Rozbawiony pokręcił głową, akurat teraz zebrało mu się na wspomnienia, gdy zamiast tego powinien znacznie przyśpieszyć tempa i wymyślić jakąś dobrą wymówkę dla swojej mamy, która z pewnością już wiedziała o jego nieobecności.

W prawdzie był już pełnoletni, w końcu miał te swoje dwadzieścia sześć lat, ale jednak od pewnego czasu był odpowiedzialny za pewną osobę, do której opieki zobowiązał się już kilka lat temu, więc...

Jego przemyślenia przerwał mu dzwonek jego telefonu, rozbrzmiewający w kieszeni spodni. Luke domyślił się, że to matka jednak był zaskoczony, że zadzwoniła....Zazwyczaj, gdy orientowała się o "ucieczce" jej najmłodszego syna to po prostu czekała na jego powrót i wtedy wypominała mu wszystkie błędy, dlatego zdziwił go telefon od niej.

Wyciągnął komórkę z kieszeni i przesunął palcem po ekranie telefonu, po czym przyłożył go do ucha.

-Tak, mamo?- zapytał niepewnie, nie wiedząc czego się spodziewać w takiej sytuacji.

-L...Luke...musisz przyjechać do szpitala.- odezwała się drżącym głosem.

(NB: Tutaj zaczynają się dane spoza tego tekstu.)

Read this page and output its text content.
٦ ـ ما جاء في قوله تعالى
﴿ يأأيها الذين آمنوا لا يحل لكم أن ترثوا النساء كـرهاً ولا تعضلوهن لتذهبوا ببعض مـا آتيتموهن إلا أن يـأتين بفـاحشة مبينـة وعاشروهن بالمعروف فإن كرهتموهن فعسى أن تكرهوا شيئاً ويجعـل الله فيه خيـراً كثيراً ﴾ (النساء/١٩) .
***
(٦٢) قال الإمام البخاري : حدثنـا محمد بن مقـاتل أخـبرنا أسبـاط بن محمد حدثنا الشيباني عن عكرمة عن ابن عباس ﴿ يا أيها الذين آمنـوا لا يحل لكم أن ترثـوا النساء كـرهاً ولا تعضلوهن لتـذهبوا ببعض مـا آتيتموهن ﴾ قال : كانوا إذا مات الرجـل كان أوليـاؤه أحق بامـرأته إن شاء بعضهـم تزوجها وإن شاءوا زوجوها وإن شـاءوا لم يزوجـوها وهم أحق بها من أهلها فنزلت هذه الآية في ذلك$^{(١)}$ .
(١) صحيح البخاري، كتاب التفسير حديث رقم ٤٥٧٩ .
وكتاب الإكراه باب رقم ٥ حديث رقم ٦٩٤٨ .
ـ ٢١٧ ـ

Blondyn słysząc jej słowa momentalnie się zatrzymał i mocniej zacisnął palce na telefonie.

-Co? Jakiego kurw...kurde szpitala?!- zaczął mówić w bardzo szybkim tempie, brzmiąc przy tym niezwykle panicznie.

-Lily...Ona spała w swoim łóżku i jakoś tak się z niego sturlała...Spadła i coś jej się stało w rękę.

Słychać było, że Liz jest wyjątkowo przejęta, podobnie jak Luke. Lily jest jego całym światem, jeśli stała jej się duża krzywda to on nigdy nie wybaczy sobie tego wyjścia z chłopakami.

-Powiedz mi w jakim szpitalu jesteście, a ja zaraz tam będę.

***

Jo nie ma dużego doświadczenia, ale za to posiada ogromne serce po brzegi wypełnione dobrocią, która była jednym z powodów do podjęcia decyzji o zostaniu wolontariuszką.

Brunetka miała zaledwie siedemnaście lat, ale i tak już doskonale wiedziała, że po zakończeniu liceum pragnie pójść na medycynę i zacząć pomagać ludziom z tej medycznej strony. Jak na razie jej zadaniem było jedynie duchowe wspieranie pacjentów, którymi najczęściej były dzieci lub osamotnienieni emeryci.